Tears of the Sun – Hans Zimmer



It was passed 0430 hours and I’m still tossing and turning in my bed. a horrid stench finally forced me to get up to open the windows and light up a fag. As I sit there waves of incoherent thoughts run through my mind. This is a strange night, on most occasion I sleep very well on Sunday night knowing full well I’ll be getting up for work the next morning, plus the usual Sunday activities would tire me out quite nicely. But tonight I find myself with thoughts of past, present and future and also the usual random ridiculous things.

Try as I might, I can’t recall anyone from college I’m still in-touch with, bar one person. I still see my lecturers from time to time, but as far as fellow students.. I’ve totally lost all contact. Can’t say the same for high school though, the closest company I keep are those I’ve known since then although it’s just a minor few. I’m thinking that this is because I really didn’t like the college crowd. I hardly had anything in common with any of them nor did I bother making any connections. This will come bite me in the ass sometime in the future, I’m sure of it.

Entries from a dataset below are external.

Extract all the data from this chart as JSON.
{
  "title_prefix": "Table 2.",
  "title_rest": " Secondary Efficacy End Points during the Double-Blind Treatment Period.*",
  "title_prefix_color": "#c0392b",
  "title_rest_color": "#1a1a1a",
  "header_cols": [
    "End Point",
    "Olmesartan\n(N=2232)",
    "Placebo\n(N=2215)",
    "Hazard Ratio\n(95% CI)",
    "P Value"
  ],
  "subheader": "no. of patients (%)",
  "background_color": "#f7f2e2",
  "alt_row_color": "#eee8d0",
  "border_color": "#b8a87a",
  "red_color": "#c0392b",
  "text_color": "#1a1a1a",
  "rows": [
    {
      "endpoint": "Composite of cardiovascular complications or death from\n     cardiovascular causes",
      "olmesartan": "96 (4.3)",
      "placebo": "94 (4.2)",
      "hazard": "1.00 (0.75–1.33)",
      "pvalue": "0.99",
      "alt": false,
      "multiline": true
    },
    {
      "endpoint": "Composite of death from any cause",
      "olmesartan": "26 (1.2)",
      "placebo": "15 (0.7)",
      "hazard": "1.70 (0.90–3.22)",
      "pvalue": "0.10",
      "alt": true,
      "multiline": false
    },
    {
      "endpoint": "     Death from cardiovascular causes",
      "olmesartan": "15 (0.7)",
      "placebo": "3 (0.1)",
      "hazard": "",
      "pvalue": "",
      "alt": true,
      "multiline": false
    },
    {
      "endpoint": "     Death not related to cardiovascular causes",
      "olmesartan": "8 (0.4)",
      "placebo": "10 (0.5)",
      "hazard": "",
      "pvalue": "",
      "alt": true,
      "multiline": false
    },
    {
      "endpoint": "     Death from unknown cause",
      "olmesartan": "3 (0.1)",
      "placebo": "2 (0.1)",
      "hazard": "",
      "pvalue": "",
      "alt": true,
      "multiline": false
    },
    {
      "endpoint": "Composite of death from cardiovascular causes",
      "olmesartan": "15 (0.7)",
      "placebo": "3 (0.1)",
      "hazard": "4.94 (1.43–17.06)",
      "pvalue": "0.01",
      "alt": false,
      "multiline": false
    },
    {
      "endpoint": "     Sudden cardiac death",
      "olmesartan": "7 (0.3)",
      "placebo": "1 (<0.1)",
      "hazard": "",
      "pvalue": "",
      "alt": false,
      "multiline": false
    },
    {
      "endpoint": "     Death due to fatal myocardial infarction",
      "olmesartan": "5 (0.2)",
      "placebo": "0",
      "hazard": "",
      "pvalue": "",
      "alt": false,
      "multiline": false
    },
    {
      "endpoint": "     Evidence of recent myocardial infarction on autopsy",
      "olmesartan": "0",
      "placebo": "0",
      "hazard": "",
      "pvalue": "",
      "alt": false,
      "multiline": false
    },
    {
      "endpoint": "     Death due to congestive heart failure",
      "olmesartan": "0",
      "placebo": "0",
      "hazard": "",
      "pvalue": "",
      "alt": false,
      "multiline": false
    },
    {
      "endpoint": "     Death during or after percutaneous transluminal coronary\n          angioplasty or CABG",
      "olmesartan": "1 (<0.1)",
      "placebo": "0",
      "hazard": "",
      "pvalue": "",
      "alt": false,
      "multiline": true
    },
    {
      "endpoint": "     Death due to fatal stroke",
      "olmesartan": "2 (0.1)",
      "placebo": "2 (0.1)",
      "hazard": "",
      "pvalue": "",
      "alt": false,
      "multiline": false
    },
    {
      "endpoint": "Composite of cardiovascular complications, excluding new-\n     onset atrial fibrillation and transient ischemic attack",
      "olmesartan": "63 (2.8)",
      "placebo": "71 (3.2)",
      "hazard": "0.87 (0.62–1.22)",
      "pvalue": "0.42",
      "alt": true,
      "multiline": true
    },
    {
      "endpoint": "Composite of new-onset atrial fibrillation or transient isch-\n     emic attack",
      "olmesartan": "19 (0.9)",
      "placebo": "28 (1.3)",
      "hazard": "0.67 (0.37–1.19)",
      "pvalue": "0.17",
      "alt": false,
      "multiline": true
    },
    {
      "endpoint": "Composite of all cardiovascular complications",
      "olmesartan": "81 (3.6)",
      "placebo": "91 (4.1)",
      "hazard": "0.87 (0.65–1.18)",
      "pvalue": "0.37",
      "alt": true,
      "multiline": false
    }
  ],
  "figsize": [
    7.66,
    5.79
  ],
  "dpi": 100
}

Then I ran my thoughts on the people I’ve encounter throughout my social lifetime, I know of how most of them started, where they are now and where they should be soon. Some have rose to nosebleed heights, some carry-on with moderate lifestyles, others sadly are pushing up daisies and even sadder, some have been pushing up Ms. Daisy and are now playing parent.

As for me, well I think I still live on the borderline of moderate to extreme, keeping one foot firmly on the ground and another kicking and screaming in hot water. I’m just not content with a mediocre life and that reasoning has been my upshot and downfall.

Other thoughts on this night are on The Akai Onna, I’m finally taking her home today after a 2 week torturous wait. Another delay from the sellers would have resulted in heads rolling. I shall explain more on this on later entries related to The Affair.

Then my mind came across my very impressive but short-lived racing endeavours. I started thinking about what may have happened if I had just started 2 years earlier then I did. I would think I’d be in a very different place now but instead I now don a suit and take in the corporate living. I started thinking about all the tricks I’ve learnt from racing, keeping the revs in the powerband, shifting my weight in the turns and adjusting chassis settings according to track and driving mode. I even remember the mental taunts and exercise to which I still today to size up competition.

It’s as if I’m living my entire lifetime all over again in one night. All the good, the bad, the what ifs and what nots. As I take in one final puff, a grumble resonated from my stomach and I thought to myself: “What the fuck have I been eating?”